This is a post by a friend of mine, Jonathan Powers. Jonathan and I have begun guest-blogging on each other’s pages in an effort to make our blogs more well rounded. He’s a Phd. student at the Robert Weber Institute for Worship and the Arts. I think you’ll find his discussion of worship well worth your time!
What is worship? This is a very basic question concerning who we are as Christians. It is also a question many find difficult to answer, even theologians haven’t settled on a definition. Some definitions are complex, “worship is an act of religious devotion where one fully submits and dedicates oneself to a deity, attributing to the deity a sense of worth.” Then there are simple answers such as, “worship is celebrating God.” However, neither fully grasps what worship is. (Churches often add to the confusion by focusing more on a style of worship than on the content of worship.)

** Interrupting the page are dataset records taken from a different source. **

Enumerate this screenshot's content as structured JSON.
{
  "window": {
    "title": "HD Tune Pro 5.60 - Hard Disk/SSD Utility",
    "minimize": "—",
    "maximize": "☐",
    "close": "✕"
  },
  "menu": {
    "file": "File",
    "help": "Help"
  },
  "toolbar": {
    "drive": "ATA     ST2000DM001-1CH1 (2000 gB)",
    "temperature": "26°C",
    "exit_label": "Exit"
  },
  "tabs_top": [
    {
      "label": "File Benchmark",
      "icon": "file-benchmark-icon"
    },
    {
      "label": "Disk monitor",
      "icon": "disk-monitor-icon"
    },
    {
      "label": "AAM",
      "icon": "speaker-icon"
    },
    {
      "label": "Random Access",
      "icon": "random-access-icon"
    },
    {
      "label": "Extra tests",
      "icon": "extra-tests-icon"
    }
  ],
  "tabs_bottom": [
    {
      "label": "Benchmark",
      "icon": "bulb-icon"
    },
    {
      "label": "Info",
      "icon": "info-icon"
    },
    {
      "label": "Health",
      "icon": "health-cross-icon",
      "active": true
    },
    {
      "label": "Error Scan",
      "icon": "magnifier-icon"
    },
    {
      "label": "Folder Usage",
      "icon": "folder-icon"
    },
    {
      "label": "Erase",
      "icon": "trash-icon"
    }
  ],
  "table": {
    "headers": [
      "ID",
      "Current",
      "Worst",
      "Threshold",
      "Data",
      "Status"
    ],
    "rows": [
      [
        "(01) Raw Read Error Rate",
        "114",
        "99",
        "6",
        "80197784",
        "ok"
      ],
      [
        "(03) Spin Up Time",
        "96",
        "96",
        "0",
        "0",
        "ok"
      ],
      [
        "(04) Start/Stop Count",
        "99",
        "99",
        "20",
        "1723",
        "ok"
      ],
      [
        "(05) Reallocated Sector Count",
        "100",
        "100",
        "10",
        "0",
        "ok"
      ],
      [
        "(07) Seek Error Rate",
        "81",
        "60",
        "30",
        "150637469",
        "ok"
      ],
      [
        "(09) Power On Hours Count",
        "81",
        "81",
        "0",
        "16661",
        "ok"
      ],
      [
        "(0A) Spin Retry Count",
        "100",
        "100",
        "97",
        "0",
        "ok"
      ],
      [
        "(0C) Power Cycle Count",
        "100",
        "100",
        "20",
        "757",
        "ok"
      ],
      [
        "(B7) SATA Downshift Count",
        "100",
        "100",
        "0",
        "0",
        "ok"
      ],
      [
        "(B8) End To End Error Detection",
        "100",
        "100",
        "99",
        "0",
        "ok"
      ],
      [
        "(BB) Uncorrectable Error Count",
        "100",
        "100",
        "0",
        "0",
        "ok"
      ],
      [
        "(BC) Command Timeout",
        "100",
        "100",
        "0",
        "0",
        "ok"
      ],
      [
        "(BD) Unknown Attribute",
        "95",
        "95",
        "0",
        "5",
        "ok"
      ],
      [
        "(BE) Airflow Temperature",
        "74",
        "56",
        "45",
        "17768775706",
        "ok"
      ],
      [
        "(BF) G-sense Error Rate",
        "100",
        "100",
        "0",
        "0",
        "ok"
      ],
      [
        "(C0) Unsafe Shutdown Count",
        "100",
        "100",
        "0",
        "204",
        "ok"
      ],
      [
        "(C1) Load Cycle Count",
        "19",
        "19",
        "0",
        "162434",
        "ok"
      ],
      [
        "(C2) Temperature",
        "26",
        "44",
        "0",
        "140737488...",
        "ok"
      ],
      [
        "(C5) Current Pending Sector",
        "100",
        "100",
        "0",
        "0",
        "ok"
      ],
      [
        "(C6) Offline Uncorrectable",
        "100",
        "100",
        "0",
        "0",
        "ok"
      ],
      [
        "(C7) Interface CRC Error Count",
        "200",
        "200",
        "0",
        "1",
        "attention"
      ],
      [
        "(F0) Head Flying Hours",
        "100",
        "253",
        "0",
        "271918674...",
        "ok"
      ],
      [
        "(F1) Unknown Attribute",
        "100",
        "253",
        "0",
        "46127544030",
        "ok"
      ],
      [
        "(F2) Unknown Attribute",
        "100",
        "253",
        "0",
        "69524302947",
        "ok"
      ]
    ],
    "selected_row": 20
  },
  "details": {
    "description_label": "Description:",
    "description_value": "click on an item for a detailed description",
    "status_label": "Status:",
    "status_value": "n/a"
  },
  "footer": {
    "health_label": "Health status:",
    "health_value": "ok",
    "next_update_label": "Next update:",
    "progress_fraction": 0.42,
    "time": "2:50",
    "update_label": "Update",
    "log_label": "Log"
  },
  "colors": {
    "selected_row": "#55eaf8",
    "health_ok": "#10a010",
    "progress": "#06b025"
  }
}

Perhaps then, defining worship is not the best starting point for gaining a proper understanding of worship. Like love, worship is something done, something experienced, not just something talked about. Worship is both word and action.
I make no claims to be a great theologian, but in my search for a proper understanding of worship, I have found two terms that help in a way no definition has ever sufficed: revelation and response. In other words, God reveals Himself in either word or deed; His people respond in both word and deed.
Biblically, this is the form shown over and over again. Isaiah 6 and Luke 1 are great examples of this conversational form of worship. God speaks or acts first. His people respond in word and action. Christian worship then is a series of revelations and responses. Revelation is the Word of God at work within a Christian community. It is the truth of the Triune God and God’s relationship with God’s people. Response is the reply of God’s people to this truth, a prepared or spontaneous opportunity for His people to answer, reply, or react.
It is interesting to evaluate a typical Sunday morning on the criteria of revelation/response. Does God get the first word? Are we called into a revelation of God’s presence, (whether through song, Scripture, or spoken word), before we begin responding through praise, adoration, and thanksgiving? I am beginning to find my understanding of worship taking a subtle but important shift. It all has to do with finding the correct preposition: worship isn’t something I do to God or for God; it’s something I do with God in the sense that we worship with Christ (see Hebrews 5, 9, &10).
Worship is like a dialogue. God speaks, we respond. Perhaps this does not help us come any closer to settling on a definition of worship, but perhaps it will help us better understand our experience of it.